Barisan Merah Putih (the Red and White Garrison), another militia group, has also been set up by security forces in the highland town of Wamena, while human rights defenders in Sorong and Fak Fak have reported that the Muslim militia group, Laskar Jihad has established a presence there and enjoys support and protection from the military.

Human rights defenders have also been targeted. In September last year the respected West Papuan human rights organisation ELSHAM (the Institute for the Study and Advocacy of Human Rights) had their offices ransacked by thugs in Jakarta. Since then two senior ELSHAM staff John Rumbiak and Yohanes Bonay were forced to leave as a result of death threats. John Rumbiak is now in exile in the United States while Yohanes Bonay's child and wife were seriously wounded when unidentified men opened fire with automatic weapons on a car they were travelling in, the same vehicle that only hours before Bonay decided not to travel in. ELSHAM staff are currently in court, accused by the military of defamation. They have also received boom threats.

West Papuan civil society leaders in the troubled territory claim that there has been a concerted effort to destroy the peaceful aspirations of a people determined to be free and many fear it is only a matter of time before martial law West Papua is declared.

Yet if the Indonesian military wants the support of the West Papuan people the moves are clearly counter-productive. With each act of violence committed by the Indonesian military dissent deepens and trust in the sincerity of the Government of Indonesia to constructively resolve the conflict dissipates.

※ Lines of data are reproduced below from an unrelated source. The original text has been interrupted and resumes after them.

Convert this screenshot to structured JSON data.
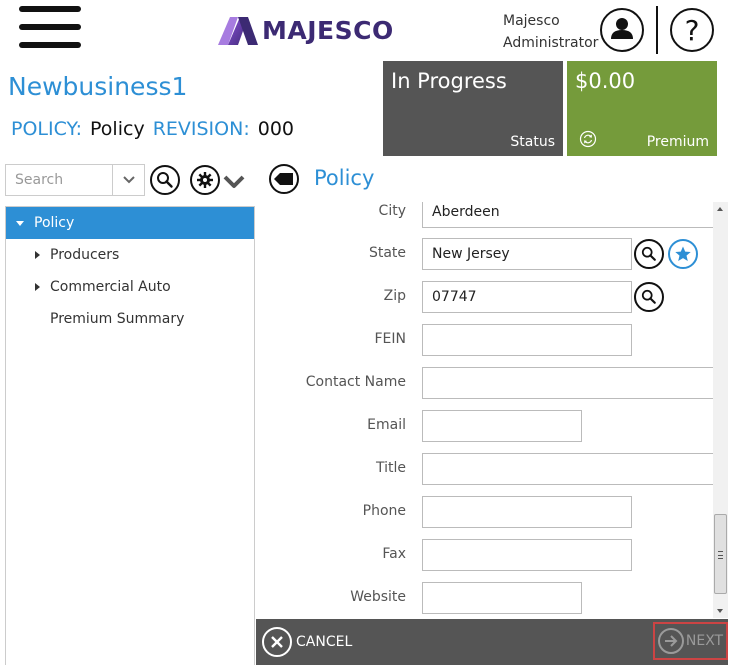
{
  "header": {
    "logo_text": "MAJESCO",
    "user_name_line1": "Majesco",
    "user_name_line2": "Administrator",
    "help_glyph": "?",
    "brand_color": "#3c2a73",
    "accent_color": "#2d8fd5"
  },
  "page": {
    "title": "Newbusiness1",
    "policy_label": "POLICY:",
    "policy_value": "Policy",
    "revision_label": "REVISION:",
    "revision_value": "000"
  },
  "tiles": {
    "status_value": "In Progress",
    "status_caption": "Status",
    "status_color": "#555555",
    "premium_value": "$0.00",
    "premium_caption": "Premium",
    "premium_color": "#759b3b"
  },
  "toolbar": {
    "search_placeholder": "Search",
    "section_title": "Policy"
  },
  "tree": {
    "items": [
      {
        "label": "Policy",
        "expanded": true,
        "active": true
      },
      {
        "label": "Producers",
        "expandable": true
      },
      {
        "label": "Commercial Auto",
        "expandable": true
      },
      {
        "label": "Premium Summary",
        "expandable": false
      }
    ]
  },
  "form": {
    "fields": [
      {
        "label": "City",
        "value": "Aberdeen"
      },
      {
        "label": "State",
        "value": "New Jersey"
      },
      {
        "label": "Zip",
        "value": "07747"
      },
      {
        "label": "FEIN",
        "value": ""
      },
      {
        "label": "Contact Name",
        "value": ""
      },
      {
        "label": "Email",
        "value": ""
      },
      {
        "label": "Title",
        "value": ""
      },
      {
        "label": "Phone",
        "value": ""
      },
      {
        "label": "Fax",
        "value": ""
      },
      {
        "label": "Website",
        "value": ""
      }
    ]
  },
  "footer": {
    "cancel_label": "CANCEL",
    "next_label": "NEXT"
  },
  "icons": [
    "hamburger-icon",
    "user-icon",
    "help-icon",
    "search-icon",
    "gear-icon",
    "chevron-down-icon",
    "back-icon",
    "refresh-icon",
    "star-icon",
    "close-icon",
    "arrow-right-icon"
  ]
}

The current government strategy is at odds with the approach taken by the Presidents predecessor. Former Indonesian President, Gus Dur allowed the Morning Star to fly provided it was flown lower than the Indonesian flag.

Since Megawati Sukarnoputri came to power the flag has been banned and last Monday peaceful flag raisings in Sentani and Manokwari in West Papua were forcibly repressed. Seven activists (Carlos Yumame, Luter Duansiba, Ishak Toansiba, Han Mandacan, Terry Korayem, Yulianus Indem, and Yohakim Mensi) also remain in detention in Manokwari after a pre-emptive Police action scuttled plans for a December 1st commemoration there.

The 1st of December is the date West Papuans consider to be their independence day. In 1961 the West New Guinea Council – a democratically elected body – adopted a national anthem, agreed upon the name West Papua and for the first time unveiled the Morning Star Flag. The government of Indonesia, however, launched a small-scale invasion to back up diplomatic manoeuvrings, finally securing administrative control of the territory in 1963. West Papua was integrated into the Republic of Indonesia after less than 1% of the indigenous Melanesian population was told to vote for Indonesia or have their tongues cut out in the discredited and fraudulent 1969 Act of Free Choice.

Since the 1960s West Papua has been subjected to an ongoing human rights violations. In recent years and in the face of increasing repression the movement for self-determination has embraced an explicit commitment to nonviolence.